Study of chemistry in droplets with net charge before and after Coulomb explosion: ion-induced nucleation in solution and implications for ion production in an electrospray.

Droplets with net charge are essential intermediaries in the production of gaseous ions in the electrospray (ES) ion source. There could be a wealth of knowledge regarding the chemistry that occurs in such droplets as a result of their violation of electroneutrality. Such information could lead to improved understanding of the ion generation process in an ES along with factors that affect it. The experiments performed involved the levitation of individually charged droplets that were, and were not, allowed to undergo Coulomb explosion while they remained levitated in an electrodynamic balance (EDB).

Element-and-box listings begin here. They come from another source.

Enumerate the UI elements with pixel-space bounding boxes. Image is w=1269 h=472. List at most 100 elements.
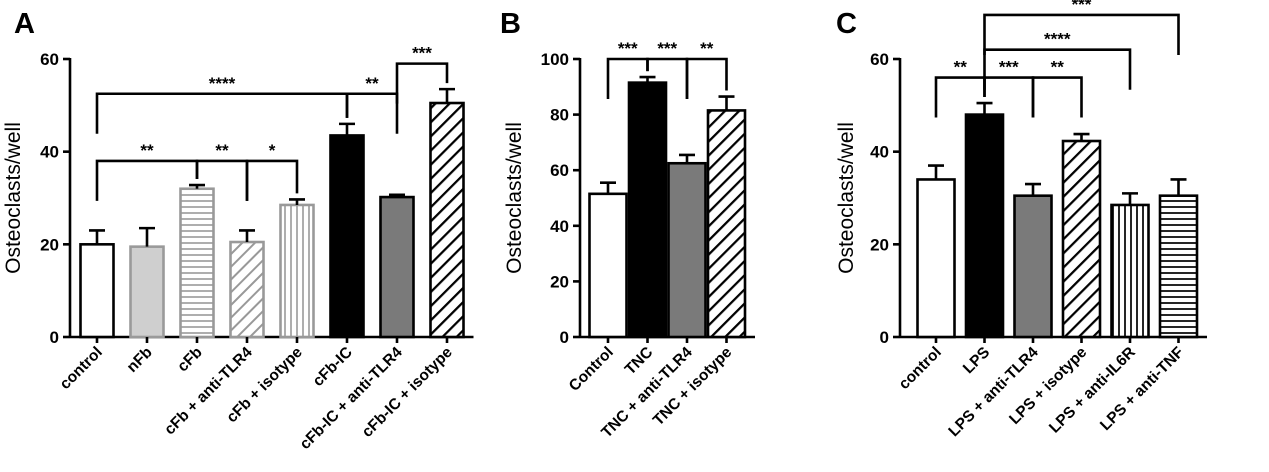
panel-a-error-bar: [89, 229, 105, 245]
panel-a-bar: [379, 195, 415, 339]
panel-a-y-tick-label: 60: [40, 50, 59, 69]
panel-b-error-bar: [718, 95, 735, 111]
panel-c-significance-bracket: [983, 76, 1035, 118]
panel-c-significance-label: ***: [1072, 0, 1092, 14]
panel-b-y-tick-label: 80: [550, 106, 569, 125]
panel-b-significance-label: **: [700, 39, 714, 58]
panel-a-y-tick-label: 40: [40, 143, 59, 162]
panel-c-bar: [1110, 203, 1150, 339]
panel-a-y-tick-label: 0: [50, 328, 59, 347]
panel-a-significance-bracket: [395, 62, 449, 104]
panel-b-significance-label: ***: [618, 39, 638, 58]
panel-c-category-label: LPS: [960, 344, 993, 377]
panel-c-bar: [1013, 194, 1053, 339]
panel-b-error-bar: [679, 153, 695, 164]
panel-b-y-tick-label: 0: [560, 328, 569, 347]
panel-c-y-tick-label: 0: [880, 328, 889, 347]
panel-c-category-label: control: [896, 344, 945, 393]
panel-a-error-bar: [139, 226, 155, 247]
panel-c-error-bar: [1122, 192, 1138, 205]
panel-c-bar: [1061, 139, 1102, 339]
panel-a-bar: [129, 245, 165, 339]
panel-a-error-bar: [339, 122, 355, 136]
panel-a-bar: [179, 187, 215, 339]
panel-c-y-tick-label: 40: [870, 143, 889, 162]
panel-b-bar: [667, 161, 707, 339]
panel-b-category-label: TNC: [622, 344, 657, 379]
panel-b-bar: [588, 192, 628, 339]
panel-a-category-label: nFb: [124, 344, 156, 376]
panel-a-letter: A: [14, 8, 35, 40]
panel-a-significance-bracket: [95, 92, 349, 134]
panel-a-bar: [329, 134, 365, 339]
panel-b-letter: B: [500, 8, 521, 40]
panel-c-letter: C: [836, 8, 857, 40]
panel-a-bar: [79, 243, 115, 339]
panel-c-significance-bracket: [934, 76, 986, 118]
panel-b-error-bar: [600, 181, 616, 194]
panel-a-significance-label: ***: [412, 44, 432, 63]
panel-b-significance-label: ***: [657, 39, 677, 58]
panel-c-y-tick-label: 20: [870, 235, 889, 254]
panel-a-bar: [279, 203, 315, 339]
panel-a-category-label: cFb: [174, 344, 206, 376]
panel-c-error-bar: [928, 164, 944, 180]
panel-a-error-bar: [189, 183, 205, 189]
panel-c-significance-bracket: [983, 48, 1132, 90]
panel-c-error-bar: [976, 101, 993, 115]
panel-a-error-bar: [289, 198, 305, 205]
panel-c-significance-bracket: [983, 13, 1180, 55]
panel-c-bar: [916, 178, 956, 339]
panel-c-category-label: LPS + anti-TNF: [1097, 344, 1187, 434]
panel-c-significance-label: **: [1051, 58, 1065, 77]
panel-a-category-label: cFb-IC + isotype: [359, 344, 456, 441]
panel-a-significance-label: **: [140, 141, 154, 160]
panel-a-significance-bracket: [245, 159, 299, 201]
panel-c-significance-label: ****: [1044, 30, 1071, 49]
panel-c-significance-bracket: [1031, 76, 1083, 118]
panel-c-bar: [964, 113, 1005, 339]
panel-c-y-tick-label: 60: [870, 50, 889, 69]
panel-b: B Osteoclasts/well 0 20 40 60 80 100 Control TN…: [500, 8, 755, 441]
panel-a-significance-bracket: [345, 92, 399, 134]
panel-b-y-tick-label: 20: [550, 272, 569, 291]
panel-a-significance-label: *: [269, 141, 276, 160]
panel-a-error-bar: [239, 229, 255, 243]
panel-b-y-axis-label: Osteoclasts/well: [503, 122, 526, 274]
panel-b-y-tick-label: 100: [541, 50, 569, 69]
panel-a-bar: [229, 240, 265, 339]
panel-a-category-label: cFb + anti-TLR4: [161, 344, 256, 439]
panel-a-significance-label: **: [365, 74, 379, 93]
panel-c-error-bar: [1170, 178, 1187, 196]
panel-b-bar: [627, 81, 668, 339]
panel-b-bar: [706, 109, 747, 339]
panel-c-y-axis-label: Osteoclasts/well: [835, 122, 858, 274]
panel-a-category-label: control: [57, 344, 106, 393]
panel-b-error-bar: [639, 75, 656, 83]
panel-c-bar: [1158, 194, 1199, 339]
panel-a-y-tick-label: 20: [40, 235, 59, 254]
panel-a-error-bar: [439, 87, 455, 104]
panel-b-y-tick-label: 60: [550, 161, 569, 180]
panel-c-significance-label: **: [954, 58, 968, 77]
panel-c-category-label: LPS + anti-IL6R: [1046, 344, 1139, 437]
panel-a-y-axis-label: Osteoclasts/well: [2, 122, 25, 274]
panel-b-category-label: Control: [566, 344, 617, 395]
panel-c-error-bar: [1073, 132, 1090, 142]
panel-c-significance-label: ***: [999, 58, 1019, 77]
panel-a-error-bar: [389, 193, 405, 198]
panel-a-category-label: cFb-IC: [310, 344, 356, 390]
panel-a-significance-label: **: [215, 141, 229, 160]
panel-c-category-label: LPS + anti-TLR4: [945, 344, 1042, 441]
panel-b-y-tick-label: 40: [550, 217, 569, 236]
panel-a-significance-label: ****: [209, 74, 236, 93]
panel-b-significance-bracket: [685, 57, 728, 99]
panel-a-bar: [429, 101, 465, 339]
panel-c-error-bar: [1025, 182, 1041, 196]
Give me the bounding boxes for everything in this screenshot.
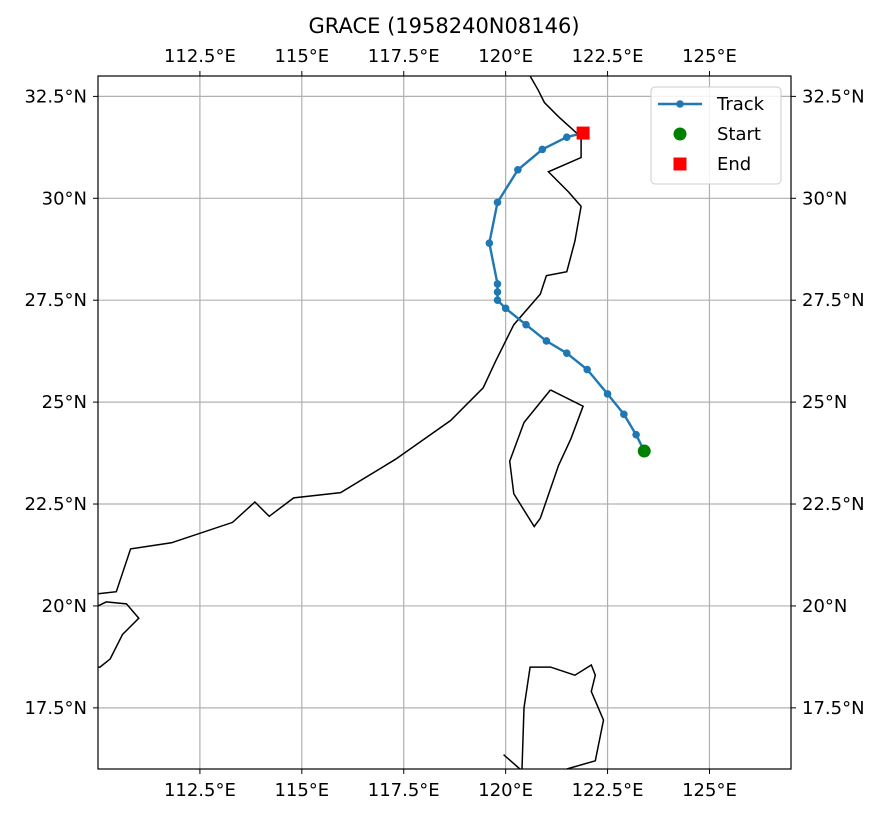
legend-label-start: Start (717, 124, 761, 145)
track-point (620, 410, 628, 419)
track-point (501, 304, 510, 313)
x-tick-label-top: 125°E (682, 46, 737, 67)
track-point (632, 430, 640, 439)
legend-track-marker (676, 100, 684, 108)
tick-labels: 112.5°E 112.5°E 115°E 115°E 117.5°E 117.5°E 12… (24, 46, 864, 801)
y-tick-label-left: 27.5°N (24, 290, 87, 311)
y-tick-label-right: 22.5°N (802, 494, 865, 515)
track-point (538, 145, 547, 154)
legend-start-marker (673, 127, 687, 141)
legend-label-end: End (717, 154, 751, 175)
track-point (493, 280, 502, 288)
x-tick-label-top: 115°E (274, 46, 329, 67)
y-tick-label-right: 25°N (802, 392, 847, 413)
axes-frame (97, 75, 792, 770)
x-tick-label-top: 120°E (478, 46, 533, 67)
y-tick-label-left: 20°N (42, 596, 87, 617)
legend: Track Start End (650, 86, 782, 185)
x-tick-label-bottom: 112.5°E (164, 780, 236, 801)
x-tick-label-bottom: 122.5°E (572, 780, 644, 801)
legend-label-track: Track (716, 94, 765, 115)
track-series (485, 126, 651, 458)
track-point (562, 133, 571, 141)
track-point (485, 239, 494, 247)
x-tick-label-top: 112.5°E (164, 46, 236, 67)
x-tick-label-bottom: 120°E (478, 780, 533, 801)
track-point (493, 296, 502, 305)
y-tick-label-right: 20°N (802, 596, 847, 617)
track-point (542, 337, 551, 345)
y-tick-label-left: 22.5°N (24, 494, 87, 515)
coastline-4 (521, 663, 605, 769)
track-point (493, 198, 502, 207)
coastline-1 (508, 389, 585, 528)
coastlines (98, 76, 605, 769)
y-tick-label-right: 32.5°N (802, 86, 865, 107)
x-tick-label-bottom: 125°E (682, 780, 737, 801)
track-point (493, 288, 502, 296)
track-point (522, 320, 530, 329)
y-tick-label-left: 25°N (42, 392, 87, 413)
y-tick-label-right: 27.5°N (802, 290, 865, 311)
coastline-2 (98, 601, 140, 668)
track-point (603, 390, 612, 398)
track-line (488, 131, 646, 452)
y-tick-label-right: 30°N (802, 188, 847, 209)
x-tick-label-top: 117.5°E (368, 46, 440, 67)
track-point (583, 365, 591, 374)
y-tick-label-left: 17.5°N (24, 698, 87, 719)
y-tick-label-left: 30°N (42, 188, 87, 209)
track-point (562, 349, 571, 358)
track-point (514, 165, 522, 174)
chart-title: GRACE (1958240N08146) (308, 14, 579, 38)
x-tick-label-top: 122.5°E (572, 46, 644, 67)
y-tick-label-left: 32.5°N (24, 86, 87, 107)
legend-end-marker (673, 157, 687, 171)
x-tick-label-bottom: 115°E (274, 780, 329, 801)
y-tick-label-right: 17.5°N (802, 698, 865, 719)
x-tick-label-bottom: 117.5°E (368, 780, 440, 801)
coastline-0 (98, 76, 582, 595)
start-marker (637, 444, 651, 458)
end-marker (576, 126, 590, 140)
coastline-3 (503, 754, 521, 769)
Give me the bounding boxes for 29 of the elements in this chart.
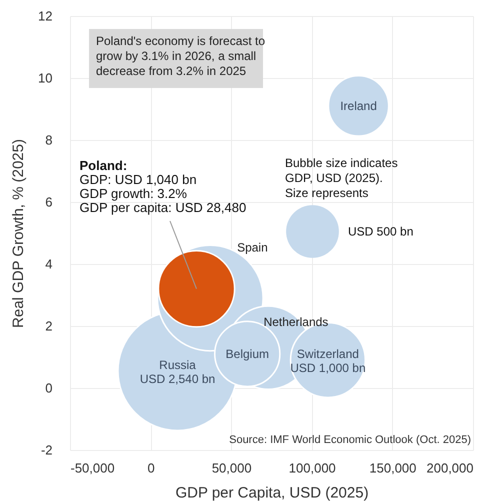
y-axis-title: Real GDP Growth, % (2025) (10, 139, 28, 328)
x-tick-label: 150,000 (369, 460, 416, 476)
x-tick-label: -50,000 (70, 460, 115, 476)
y-tick-label: 6 (45, 194, 52, 210)
x-tick-label: 200,000 (426, 460, 474, 476)
y-tick-label: 2 (45, 318, 52, 334)
series-label: Spain (237, 240, 268, 254)
y-tick-label: 12 (38, 8, 52, 24)
annotation: Poland's economy is forecast to grow by 3.1% in 2026, a small decrease from 3.2% in 2025 (96, 34, 266, 78)
x-tick-label: 50,000 (212, 460, 252, 476)
y-tick-label: 10 (38, 70, 52, 86)
y-tick-label: 8 (45, 132, 52, 148)
series-label: Netherlands (264, 314, 328, 329)
annotation: Source: IMF World Economic Outlook (Oct. 2025) (229, 434, 471, 446)
legend-label: USD 500 bn (348, 224, 414, 238)
y-tick-label: 0 (45, 380, 52, 396)
series-label: Switzerland (296, 347, 359, 362)
data-label: USD 1,000 bn (290, 361, 366, 376)
x-tick-label: 0 (147, 460, 155, 476)
y-tick-label: 4 (45, 256, 52, 272)
series-label: Ireland (340, 98, 377, 113)
x-axis-title: GDP per Capita, USD (2025) (175, 484, 369, 501)
legend-title: Bubble size indicates GDP, USD (2025). Size represents (285, 156, 398, 200)
x-tick-label: 100,000 (288, 460, 336, 476)
series-label: Belgium (226, 346, 269, 361)
y-tick-label: -2 (40, 442, 52, 458)
data-label: USD 2,540 bn (140, 372, 216, 386)
annotation: Poland: GDP: USD 1,040 bn GDP growth: 3.2% GDP per capita: USD 28,480 (80, 158, 246, 215)
series-label: Russia (159, 358, 196, 372)
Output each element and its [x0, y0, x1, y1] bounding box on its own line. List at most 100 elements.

Through examination of precipitates formed within the levitated droplets, it was observed that onset of NaCl precipitation was promoted in droplets (glycerol:water 9:1 v/v) that had mass-to-net-charge (m/z) ratio <-4.8 x 10(9) amu/e. This threshold m/z value is exceeded in essentially all droplets generated in an ES because it is above the calculated threshold for Coulomb explosion. This finding suggests that cluster formation in droplets having net charge could occur at solute concentrations lower than would be anticipated on the basis of homogeneous nucleation. The effect of large entities such as precipitates existing in the droplet on the dynamics of droplet Coulomb explosion was also examined. Using droplets whose initial size and magnitude of net charge were equivalent within experimental error but having different concentration of solutes, we showed that the m/z of their main residues following Coulomb explosion were different. Micrometer-size droplets containing 20 nm fluorescent beads that underwent Coulomb explosion resulted in main residues that had higher m/z for higher initial bead concentration in the starting solution (320 nM) when compared to main residues resultant from starting solutions having lower initial bead concentration (21 nM).